What do you do when a cop plants evidence on you?
Well, if you are LAPD's Deputy Chief Charles Beck, you turn around and arrest the law-breaking cop. That's what Beck did earlier in his career when he was working undercover for the LAPD and ran into officers who were not following the law, he told Celeste Fremon at Witness LA:
"I actually have a tape too — where [his former partner] and I were working undercover in narcotics and we got evidence planted on us. That was a long time ago. But there’s a message here. It does happen occasionally. But when it happens, we take it very seriously. People lose their jobs and they get prosecuted. And we make an example of them."
-- Jesus Sanchez
Photo: Luis Sinco / Los Angeles Times








Honestly, why ask the question and not provide readers with answers??? Yes, we know this happens, perhaps more than the media reports it since no one wants to get on the bad side of the cops. Answer the question....it's the right thing to do.
Posted by: SCruz | July 10, 2008 at 02:47 PM
You know why the Russian Duma voted to decriminalize small amounts of all illegal drugs?
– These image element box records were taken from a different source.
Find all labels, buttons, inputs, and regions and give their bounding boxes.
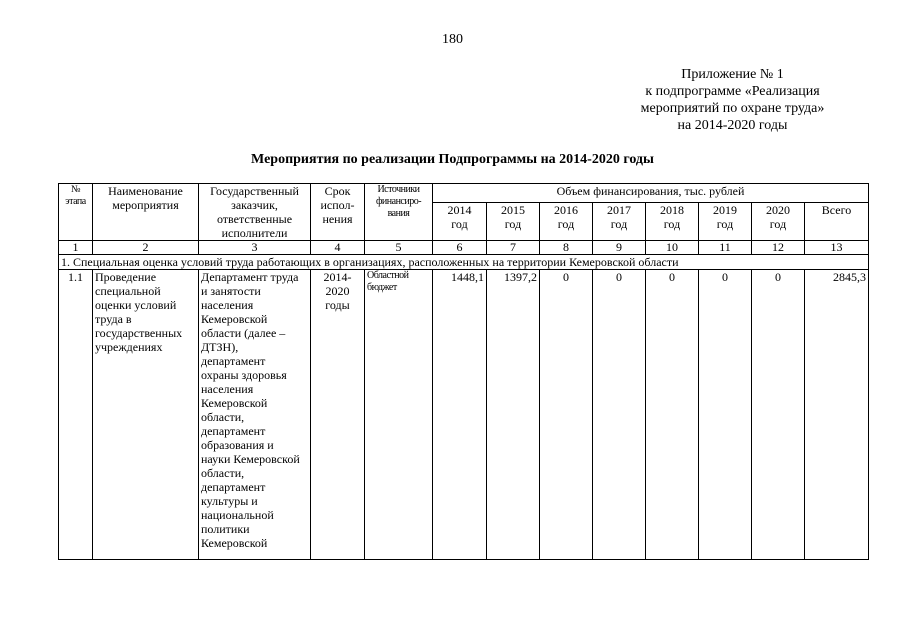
year-unit: год: [451, 217, 468, 232]
year-label: 2017: [607, 203, 631, 218]
row-customer-line: политики: [201, 522, 250, 536]
year-label: 2019: [713, 203, 737, 218]
section-row: [59, 255, 869, 270]
row-term-line: годы: [325, 298, 350, 312]
header-text: исполнители: [221, 226, 288, 240]
header-funding-group: Объем финансирования, тыс. рублей: [433, 184, 869, 203]
row-value-2019: 0: [699, 270, 752, 560]
header-text: заказчик,: [231, 198, 278, 212]
row-customer-line: населения: [201, 382, 254, 396]
row-customer-line: науки Кемеровской: [201, 452, 300, 466]
header-name: [93, 184, 199, 241]
row-source-line: Областной: [367, 270, 409, 281]
row-term: [311, 270, 365, 560]
row-value-2020: 0: [752, 270, 805, 560]
row-value-2014: 1448,1: [433, 270, 487, 560]
column-numbers-row: [59, 241, 869, 255]
year-unit: год: [610, 217, 628, 232]
header-text: Срок: [324, 184, 351, 198]
column-number: 6: [433, 241, 487, 255]
year-label: 2018: [660, 203, 684, 218]
column-number: 7: [487, 241, 540, 255]
year-label: 2015: [501, 203, 525, 218]
column-number: 1: [59, 241, 93, 255]
header-text: №: [70, 184, 81, 195]
row-customer-line: области,: [201, 466, 245, 480]
header-text: Наименование: [108, 184, 183, 198]
section-title: 1. Специальная оценка условий труда работающих в организациях, расположенных на территории Кемеровской области: [59, 255, 869, 270]
row-total: 2845,3: [805, 270, 869, 560]
year-unit: год: [663, 217, 681, 232]
header-year-2020: [752, 203, 805, 241]
header-text: вания: [387, 208, 410, 219]
header-customer: [199, 184, 311, 241]
appendix-line: на 2014-2020 годы: [677, 118, 788, 133]
column-number: 12: [752, 241, 805, 255]
row-customer-line: и занятости: [201, 284, 261, 298]
header-year-2019: [699, 203, 752, 241]
row-name-line: оценки условий: [95, 298, 177, 312]
appendix-line: мероприятий по охране труда»: [640, 101, 825, 116]
row-customer-line: национальной: [201, 508, 274, 522]
header-row: [59, 184, 869, 203]
row-customer: [199, 270, 311, 560]
row-customer-line: департамент: [201, 480, 266, 494]
row-term-line: 2020: [325, 284, 350, 298]
header-text: мероприятия: [112, 198, 179, 212]
row-name: [93, 270, 199, 560]
column-number: 11: [699, 241, 752, 255]
row-value-2016: 0: [540, 270, 593, 560]
header-text: испол-: [320, 198, 355, 212]
row-customer-line: ДТЗН),: [201, 340, 239, 354]
header-text: Источники: [377, 184, 420, 195]
row-customer-line: области,: [201, 410, 245, 424]
row-name-line: государственных: [95, 326, 183, 340]
table-row: [59, 270, 869, 560]
row-source-line: бюджет: [367, 282, 397, 293]
header-sources: [365, 184, 433, 241]
row-customer-line: Кемеровской: [201, 312, 268, 326]
row-customer-line: образования и: [201, 438, 274, 452]
row-value-2015: 1397,2: [487, 270, 540, 560]
row-customer-line: охраны здоровья: [201, 368, 287, 382]
column-number: 3: [199, 241, 311, 255]
year-label: 2020: [766, 203, 790, 218]
row-name-line: специальной: [95, 284, 161, 298]
year-unit: год: [769, 217, 787, 232]
column-number: 5: [365, 241, 433, 255]
appendix-line: Приложение № 1: [681, 67, 784, 82]
year-label: 2014: [447, 203, 472, 218]
row-customer-line: Кемеровской: [201, 536, 268, 550]
header-text: нения: [322, 212, 353, 226]
header-term: [311, 184, 365, 241]
row-customer-line: департамент: [201, 424, 266, 438]
column-number: 2: [93, 241, 199, 255]
header-year-2018: [646, 203, 699, 241]
column-number: 4: [311, 241, 365, 255]
header-text: финансиро-: [375, 196, 422, 207]
measures-table: [58, 183, 869, 560]
year-unit: год: [504, 217, 522, 232]
row-name-line: Проведение: [95, 270, 157, 284]
row-stage-no: 1.1: [59, 270, 93, 560]
year-label: 2016: [554, 203, 578, 218]
row-customer-line: населения: [201, 298, 254, 312]
row-customer-line: Кемеровской: [201, 396, 268, 410]
document-title: Мероприятия по реализации Подпрограммы на 2014-2020 годы: [251, 152, 654, 167]
header-text: Государственный: [210, 184, 299, 198]
page-number: 180: [442, 32, 463, 47]
column-number: 10: [646, 241, 699, 255]
header-total: Всего: [805, 203, 869, 241]
row-name-line: труда в: [95, 312, 132, 326]
year-unit: год: [716, 217, 734, 232]
row-customer-line: области (далее –: [201, 326, 286, 340]
row-source: [365, 270, 433, 560]
row-value-2017: 0: [593, 270, 646, 560]
header-stage-no: [59, 184, 93, 241]
row-customer-line: департамент: [201, 354, 266, 368]
column-number: 9: [593, 241, 646, 255]
row-customer-line: Департамент труда: [201, 270, 299, 284]
column-number: 13: [805, 241, 869, 255]
row-customer-line: культуры и: [201, 494, 258, 508]
appendix-line: к подпрограмме «Реализация: [645, 84, 820, 99]
header-year-2015: [487, 203, 540, 241]
row-name-line: учреждениях: [95, 340, 163, 354]
row-term-line: 2014-: [323, 270, 352, 284]
column-number: 8: [540, 241, 593, 255]
header-text: ответственные: [216, 212, 293, 226]
header-year-2014: [433, 203, 487, 241]
header-year-2017: [593, 203, 646, 241]
header-year-2016: [540, 203, 593, 241]
row-value-2018: 0: [646, 270, 699, 560]
year-unit: год: [557, 217, 575, 232]
header-text: этапа: [65, 196, 86, 207]
appendix-caption: [610, 66, 855, 134]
Because the Russian police were running an extortion racket planting drugs on the children of rich people and politicians and getting cash out of the parents to make the evidence go away before trial.
Now Russian drug users just have to pay a fine. Nobody is going to pay a blackmailer to avoid a fine. Drug decriminalization put the blackmailers out of business.
It's better to avoid exposing law enforcement to this kind of temptation. That's a good reason to support drug reform in America.